We have 500K categories, 1 million products and 125 million product categories.
select count(*) from category;
+----------+
| count(*) |
+----------+
| 500000 |
+----------+
select count(*) from product;
+----------+
| count(*) |
+----------+
| 1000000 |
+----------+
select count(*) from product_category;
+-----------+
| count(*) |
+-----------+
| 125611877 |
+-----------+
So let's see how this schema performs for a query similar to yours.

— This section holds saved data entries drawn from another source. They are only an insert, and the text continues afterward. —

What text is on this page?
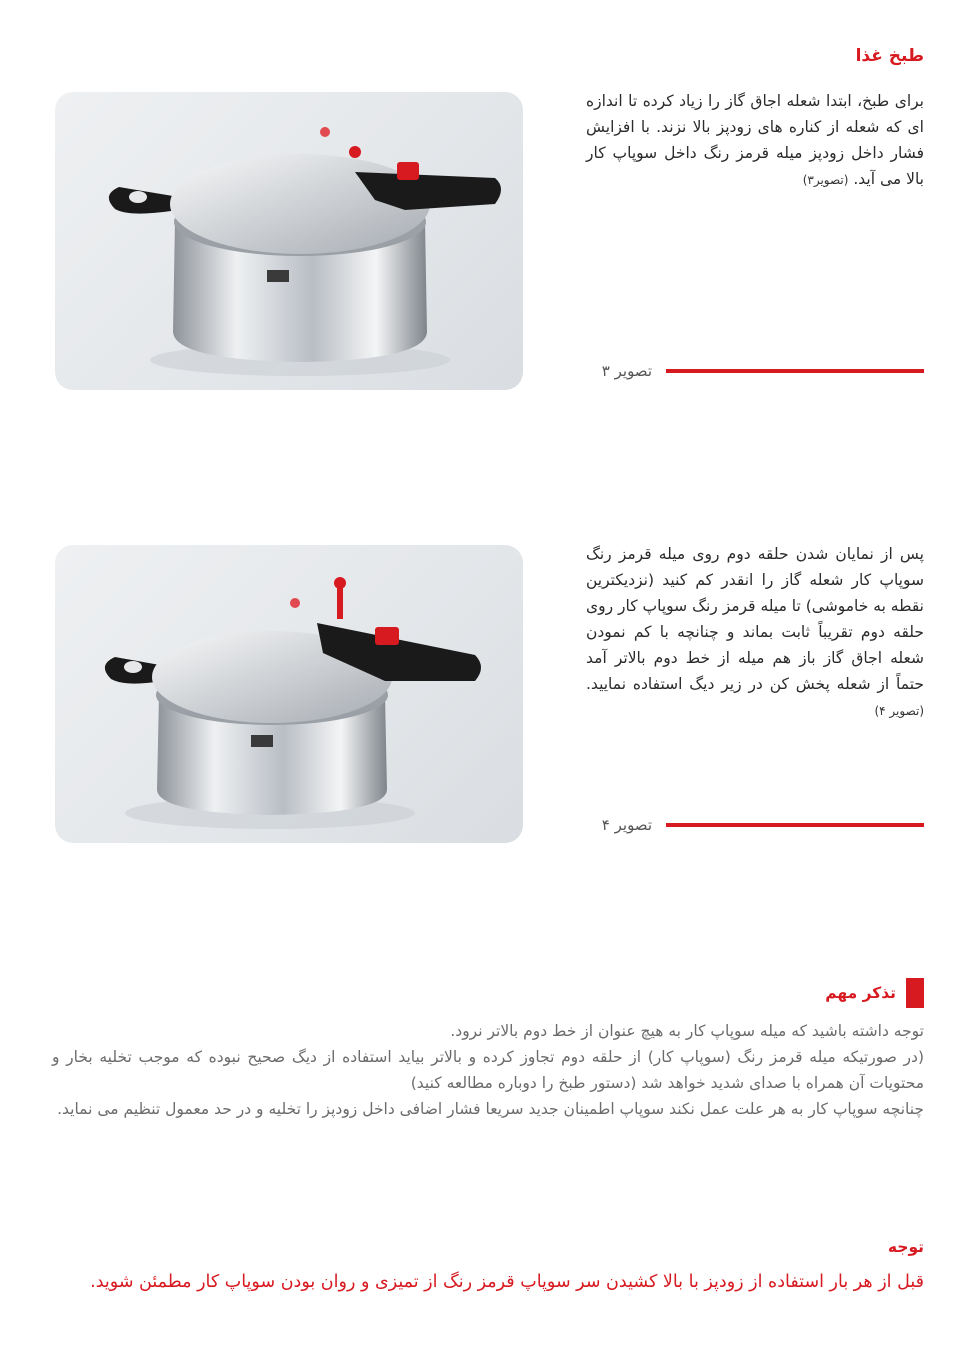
طبخ غذا
برای طبخ، ابتدا شعله اجاق گاز را زیاد کرده تا اندازه ای که شعله از کناره های زودپز بالا نزند. با افزایش فشار داخل زودپز میله قرمز رنگ داخل سوپاپ کار بالا می آید. (تصویر۳)
تصویر ۳
پس از نمایان شدن حلقه دوم روی میله قرمز رنگ سوپاپ کار شعله گاز را انقدر کم کنید (نزدیکترین نقطه به خاموشی) تا میله قرمز رنگ سوپاپ کار روی حلقه دوم تقریباً ثابت بماند و چنانچه با کم نمودن شعله اجاق گاز باز هم میله از خط دوم بالاتر آمد حتماً از شعله پخش کن در زیر دیگ استفاده نمایید. (تصویر ۴)
تصویر ۴
تذکر مهم
توجه داشته باشید که میله سوپاپ کار به هیچ عنوان از خط دوم بالاتر نرود.
(در صورتیکه میله قرمز رنگ (سوپاپ کار) از حلقه دوم تجاوز کرده و بالاتر بیاید استفاده از دیگ صحیح نبوده که موجب تخلیه بخار و محتویات آن همراه با صدای شدید خواهد شد (دستور طبخ را دوباره مطالعه کنید)
چنانچه سوپاپ کار به هر علت عمل نکند سوپاپ اطمینان جدید سریعا فشار اضافی داخل زودپز را تخلیه و در حد معمول تنظیم می نماید.
توجه
قبل از هر بار استفاده از زودپز با بالا کشیدن سر سوپاپ قرمز رنگ از تمیزی و روان بودن سوپاپ کار مطمئن شوید.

All queries are run cold (after mysql restart) with empty buffers and no query caching.
select
p.*
from
product p
inner join product_category pc on
pc.cat_id = 4104 and pc.prod_id = p.prod_id
order by
p.prod_id desc -- sry dont a date field in this sample table - wont make any difference though
limit 20;
+---------+----------------+
| prod_id | name |
+---------+----------------+
| 993561 | Product 993561 |
| 991215 | Product 991215 |
| 989222 | Product 989222 |
| 986589 | Product 986589 |
| 983593 | Product 983593 |
| 982507 | Product 982507 |
| 981505 | Product 981505 |
| 981320 | Product 981320 |
| 978576 | Product 978576 |
| 973428 | Product 973428 |
| 959384 | Product 959384 |
| 954829 | Product 954829 |
| 953369 | Product 953369 |
| 951891 | Product 951891 |
| 949413 | Product 949413 |
| 947855 | Product 947855 |
| 947080 | Product 947080 |
| 945115 | Product 945115 |
| 943833 | Product 943833 |
| 942309 | Product 942309 |
+---------+----------------+
20 rows in set (0.70 sec)
explain
select
p.*
from
product p
inner join product_category pc on
pc.cat_id = 4104 and pc.prod_id = p.prod_id
order by
p.prod_id desc -- sry dont a date field in this sample table - wont make any diference though
limit 20;
+----+-------------+-------+--------+---------------+---------+---------+------------------+------+----------------------------------------------+
| id | select_type | table | type | possible_keys | key | key_len | ref | rows | Extra |
+----+-------------+-------+--------+---------------+---------+---------+------------------+------+----------------------------------------------+
| 1 | SIMPLE | pc | ref | PRIMARY | PRIMARY | 3 | const | 499 | Using index; Using temporary; Using filesort |
| 1 | SIMPLE | p | eq_ref | PRIMARY | PRIMARY | 4 | vl_db.pc.prod_id | 1 | |
+----+-------------+-------+--------+---------------+---------+---------+------------------+------+----------------------------------------------+
2 rows in set (0.00 sec)
So that's 0.70 seconds cold - ouch.
Hope this helps :)
EDIT
Having just read your reply to my comment above it seems you have one of two choices to make:
create table articles_to_categories
(
article_id int unsigned not null,
category_id mediumint unsigned not null,
primary key(article_id, category_id), -- good for queries that lead with article_id = x
key (category_id)
)
engine=innodb;
or.
create table categories_to_articles
(
article_id int unsigned not null,
category_id mediumint unsigned not null,
primary key(category_id, article_id), -- good for queries that lead with category_id = x
key (article_id)
)
engine=innodb;
depends on your typical queries as to how you define your clustered PK.